Nem pode também levar a
mal que lhe diga que para lá de pueril e primitivista, o seu pensamento tem
vertentes completamente absurdas. Uma delas é o nexo de causalidade que
pretende estabelecer entre as devastações e brutalidades levadas a cabo pelos
descobridores e primeiros povoadores portugueses, e o que actualmente se passa
no Brasil. Os brasileiros são inteiramente independentes há 200 anos. Repito e
sublinho: 200 anos. É quase inacreditável que haja entre eles quem, dois ou
mais séculos passados, ainda se queixe dos antigos colonizadores. Seria como
se, no Portugal de meados do século XVI, no reinado de D. João III, por
exemplo, as gentes considerassem que os problemas vividos pelos portugueses
dessa época ainda eram culpa dos tártaros que, em meados do século XIV, usando
técnicas arcaicas de guerra biológica, catapultaram cadáveres empestados para
dentro das muralhas de Cafa, na Crimeia, assim fazendo com que os genoveses,
que comerciavam com essa cidade, levassem a Peste Negra — e os ratos e as
pulgas que a propagavam — nos seus navios e a espalhassem inadvertidamente
pelos reinos europeus — Portugal incluído — onde teve efeitos catastróficos,
pois terá matado um terço ou mais da população do continente. Ou, então, seria
como se os portugueses actuais fossem a Paris barafustar e rasgar as vestes por
muito do que aconteceu em termos de perdas e danos, durante as invasões
francesas do século XIX, cujas consequências directas e indirectas acabaram por
ser terríveis para Portugal — e curiosamente muito positivas para o Brasil que
passou a ser a sede do governo, viu a abertura dos seus portos ao comércio
externo e que, a curto prazo, se tornou independente. Essas queixas portuguesas
foram resolvidas na época pelos tratados de 1814 e 1815, assim como as nossas
pendências com o Brasil foram resolvidas pelo tratado de 1825. Que passados 200
anos venha gente brasileira tecer um rol de acusações aos portugueses que por
lá andaram há séculos está entre o absurdo e o patético.

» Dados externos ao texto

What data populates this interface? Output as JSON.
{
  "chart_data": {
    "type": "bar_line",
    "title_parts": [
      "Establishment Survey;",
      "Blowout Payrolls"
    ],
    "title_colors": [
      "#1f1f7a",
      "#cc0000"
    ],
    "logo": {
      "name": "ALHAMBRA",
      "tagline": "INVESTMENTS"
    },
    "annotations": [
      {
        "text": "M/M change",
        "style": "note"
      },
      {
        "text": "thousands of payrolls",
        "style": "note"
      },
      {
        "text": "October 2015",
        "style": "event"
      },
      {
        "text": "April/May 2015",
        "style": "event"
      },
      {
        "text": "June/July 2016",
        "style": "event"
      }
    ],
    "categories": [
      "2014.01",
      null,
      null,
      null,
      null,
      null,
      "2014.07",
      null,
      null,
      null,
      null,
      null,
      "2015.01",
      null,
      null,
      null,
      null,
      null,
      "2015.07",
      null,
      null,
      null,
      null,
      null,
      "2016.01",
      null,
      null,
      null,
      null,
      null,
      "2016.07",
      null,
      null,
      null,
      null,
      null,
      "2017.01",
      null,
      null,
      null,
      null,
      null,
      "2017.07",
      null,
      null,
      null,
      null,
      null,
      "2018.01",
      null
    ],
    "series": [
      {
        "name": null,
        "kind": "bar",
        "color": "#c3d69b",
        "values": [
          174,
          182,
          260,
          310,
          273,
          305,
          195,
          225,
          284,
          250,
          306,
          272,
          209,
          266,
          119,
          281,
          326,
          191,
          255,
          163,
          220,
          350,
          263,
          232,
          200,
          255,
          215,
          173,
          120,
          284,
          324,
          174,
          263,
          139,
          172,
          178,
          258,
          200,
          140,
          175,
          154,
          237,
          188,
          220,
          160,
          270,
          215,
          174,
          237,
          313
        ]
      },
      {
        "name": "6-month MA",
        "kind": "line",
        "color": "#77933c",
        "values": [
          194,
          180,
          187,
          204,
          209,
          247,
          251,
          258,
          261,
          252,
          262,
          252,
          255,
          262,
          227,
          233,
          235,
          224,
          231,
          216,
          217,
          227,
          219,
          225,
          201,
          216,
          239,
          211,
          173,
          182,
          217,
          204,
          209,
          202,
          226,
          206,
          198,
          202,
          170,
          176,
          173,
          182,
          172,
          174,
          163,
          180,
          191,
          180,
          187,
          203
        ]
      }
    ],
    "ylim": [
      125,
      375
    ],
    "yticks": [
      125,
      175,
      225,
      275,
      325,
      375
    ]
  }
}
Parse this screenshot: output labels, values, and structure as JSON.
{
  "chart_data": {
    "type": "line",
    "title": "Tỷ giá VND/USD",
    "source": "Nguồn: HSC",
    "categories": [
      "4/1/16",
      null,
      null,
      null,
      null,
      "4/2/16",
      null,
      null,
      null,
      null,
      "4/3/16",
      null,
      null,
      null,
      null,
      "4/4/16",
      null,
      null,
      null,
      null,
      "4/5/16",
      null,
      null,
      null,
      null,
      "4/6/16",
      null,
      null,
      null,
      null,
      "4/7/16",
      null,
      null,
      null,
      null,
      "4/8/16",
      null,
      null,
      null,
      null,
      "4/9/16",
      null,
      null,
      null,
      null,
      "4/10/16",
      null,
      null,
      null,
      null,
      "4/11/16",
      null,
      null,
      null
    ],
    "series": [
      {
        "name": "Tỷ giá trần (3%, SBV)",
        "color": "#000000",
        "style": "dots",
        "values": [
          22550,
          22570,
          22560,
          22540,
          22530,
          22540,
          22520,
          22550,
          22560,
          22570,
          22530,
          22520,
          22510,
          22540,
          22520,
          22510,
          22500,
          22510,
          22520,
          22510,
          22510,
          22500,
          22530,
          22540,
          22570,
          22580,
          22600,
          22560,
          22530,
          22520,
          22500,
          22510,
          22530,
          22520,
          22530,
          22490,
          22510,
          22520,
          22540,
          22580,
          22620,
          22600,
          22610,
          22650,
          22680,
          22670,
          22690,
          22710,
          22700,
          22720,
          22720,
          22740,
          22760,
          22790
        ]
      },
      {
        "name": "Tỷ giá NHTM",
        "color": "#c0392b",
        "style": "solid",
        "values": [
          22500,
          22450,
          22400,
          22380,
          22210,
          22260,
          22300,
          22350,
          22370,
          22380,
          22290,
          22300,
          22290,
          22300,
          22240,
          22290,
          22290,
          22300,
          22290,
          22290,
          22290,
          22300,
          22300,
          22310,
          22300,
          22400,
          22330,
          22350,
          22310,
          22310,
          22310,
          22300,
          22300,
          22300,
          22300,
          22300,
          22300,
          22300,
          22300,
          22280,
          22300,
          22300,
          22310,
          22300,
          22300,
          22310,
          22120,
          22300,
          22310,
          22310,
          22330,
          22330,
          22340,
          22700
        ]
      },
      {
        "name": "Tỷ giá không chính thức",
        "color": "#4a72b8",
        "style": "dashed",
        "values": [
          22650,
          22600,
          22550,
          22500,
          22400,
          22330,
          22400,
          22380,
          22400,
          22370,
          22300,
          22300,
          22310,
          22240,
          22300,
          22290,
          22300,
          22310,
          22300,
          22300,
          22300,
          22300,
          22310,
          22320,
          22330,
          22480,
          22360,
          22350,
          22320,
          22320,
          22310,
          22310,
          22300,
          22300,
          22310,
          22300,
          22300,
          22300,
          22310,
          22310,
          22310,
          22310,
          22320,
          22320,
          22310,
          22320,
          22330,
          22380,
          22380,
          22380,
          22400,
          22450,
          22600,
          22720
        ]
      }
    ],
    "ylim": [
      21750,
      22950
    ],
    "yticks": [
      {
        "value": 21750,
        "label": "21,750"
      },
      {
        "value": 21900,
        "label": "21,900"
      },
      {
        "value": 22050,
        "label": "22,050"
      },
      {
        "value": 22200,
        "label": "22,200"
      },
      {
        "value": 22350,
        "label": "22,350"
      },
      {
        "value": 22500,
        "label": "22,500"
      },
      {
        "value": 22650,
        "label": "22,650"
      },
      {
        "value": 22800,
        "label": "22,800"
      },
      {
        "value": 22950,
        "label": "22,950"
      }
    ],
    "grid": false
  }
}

Claro que Eliane Brum pode dizer e escrever todos os disparates que lhe passarem pela cabeça e pode fazê-lo com a amargura e agressividade que quiser. Como ela mesma confessa, não separa o corpo da mente e a escrita “vem toda das (suas) entranhas”. Não é isso que inquieta. O que é preocupante é a propensão de muitos portugueses — como ainda há pouco se viu em Luanda com o próprio Presidente da República —, para assumirem e interiorizarem estas culpas ou supostas culpas históricas, mesmo quando, como é o caso do texto da jornalista brasileira, elas vêm embrulhadas no inaceitável e indefensável conceito de culpa colectiva.
Outra coisa
preocupante, pelo impacto que tem na formação da opinião pública, é a
deriva woke da Fundação Calouste Gulbenkian que, aliás, não é
de agora. Há cerca de ano e meio, a Fundação levou a cabo um curso destinado a
professores do ensino básico com os objectivos explícitos de desconstruir
“preconceitos” supostamente “enraizados na memória pública portuguesa” acerca
do “papel de Portugal no comércio de escravos” e de “apresentar abordagens
alternativas”. Para atingir esses objectivos convidou formadores do Museu
Smithsonian de História e Cultura Afro-Americana, uma instituição
claramente woke, e serviu-se, também,
da prata woke da casa, convidando entre outras pessoas, a
socióloga e activista Cristina Roldão, cujo fito de alterar o ensino e os
manuais escolares da disciplina de História num sentido flagelante e
politicamente correcto é assumido e sobejamente conhecido.
Critiquei logo na
altura essa
iniciativa da Fundação, mas a minha crítica caiu em saco roto. Renovo-a através
deste e do meu anterior artigo e deixo duas perguntas: o Conselho de Administração da Fundação Calouste Gulbenkian, actualmente presidido
por António Feijó, estará bem ciente deste rumo wokista? Será por aí que, de
facto, quer ir? A Fundação esclarecerá se assim o entender.